De Keiichi Sugiyama. J’attendais depuis quelques temps déjà ce japanime des récents Studios Gonzo mais le nombre de copies restreint m’a obligé à patienter un petit moment. Le voilà donc aujourd’hui sur les écrans toulousains de l’ABC. Force est de constater que la comparaison avec le maître Miyazaki s’impose d’elle-même (de toute façon, Miyazaki est l’une des rares portes d’entrée grand public pour pénétrer l’animation japonaise, le revers de la médaille étant que des films comme celui-ci sont distribués de manière plutôt confidentielle) : tout d’abord au niveau de l’univers visuel assez proche (ce qui n’a rien d’étonnant puisque le réalisateur était designer pour ce cher Hayao) tant sur le plan des personnages que des décors, ensuite sur le plan du genre de la fable écologique très pratiquée par Miyazaki (comme toile de fond pour Nausicaä ou Mononoké ou comme motif récurrent par exemple dans Chihiro). La comparaison est évidemment en défaveur du nouveau venu mais le style visuel d‘Origine est assez somptueux, fait de lignes claires et de décors très détaillés et colorés. L’animation est également irréprochable sur un plan technique.
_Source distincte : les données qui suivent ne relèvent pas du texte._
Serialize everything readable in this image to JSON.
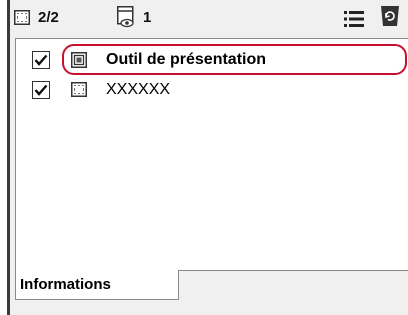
{
  "toolbar": {
    "layer_count": "2/2",
    "viewer_count": "1",
    "list_menu_icon": "list-menu-icon",
    "refresh_icon": "refresh-icon"
  },
  "list": {
    "items": [
      {
        "label": "Outil de présentation",
        "checked": true,
        "icon": "presentation-tool-icon",
        "bold": true,
        "highlighted": true
      },
      {
        "label": "XXXXXX",
        "checked": true,
        "icon": "layer-frame-icon",
        "bold": false,
        "highlighted": false
      }
    ]
  },
  "tabs": {
    "active_label": "Informations"
  },
  "colors": {
    "highlight": "#c8102e",
    "panel_bg": "#f0f0f0",
    "list_bg": "#ffffff"
  }
}
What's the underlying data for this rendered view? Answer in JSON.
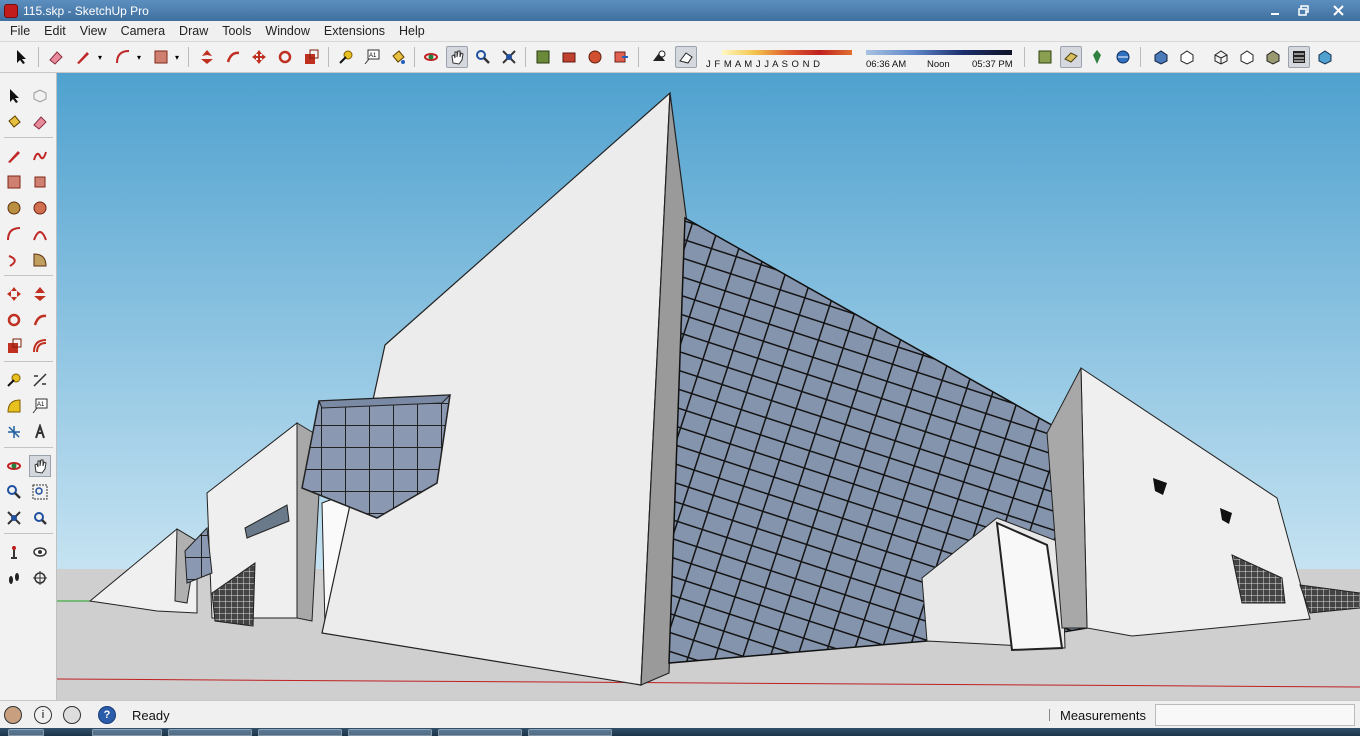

L’autre influence ressentie est celle d’Ottomo et du génial Akira : vous reconnaitrez les engins à vapeur de Steamboy et découvrirez chez le héros une mutation du type tetsuesque (pardon pour le néologisme), le végétal venant prendre la place du métal. Voilà pour les références, écrasantes certes mais dont la mention suffirait à garantir un spectacle de qualité (ce qui est d’ailleurs le cas!).

Origine, qualités remarquables.

L’histoire est sans doute trop simple et donne un sentiment de déjà vu : menace humaine sur la planète, nécessité de retrouver un équilibre entre l’homme et la nature etc. Notons néanmoins que le film déploie un univers original où la nature (plus précisément la forêt) est présentée au départ comme une menace pour l’homme. Le film avance de manière agréable même si le propos manque de complexité et de profondeur. Pour le reste, l’on retrouve ici un concentré de japanité avec cette idée centrale des philosophies asiatiques (taoïsme, shintoïsme) d’un esprit de la Nature et d’une circulation des énergies dont l’humain peut être le dépositaire et le réceptacle tout comme l’on croise avec plaisir esprits sylvestres, humour japonisant marqué et jolies nymphes…

Pour synthétiser, ça ne vaut pas un Miyazaki certes mais ce film est très bien fait, très agréable à regarder et l’on ne s’ennuie en aucun instant notamment grâce à ses qualités visuelles remarquables qui en font, in fine, une oeuvre pourvue d’un style et d’un souffle propres! A voir pour tous les amateurs de bons films animés!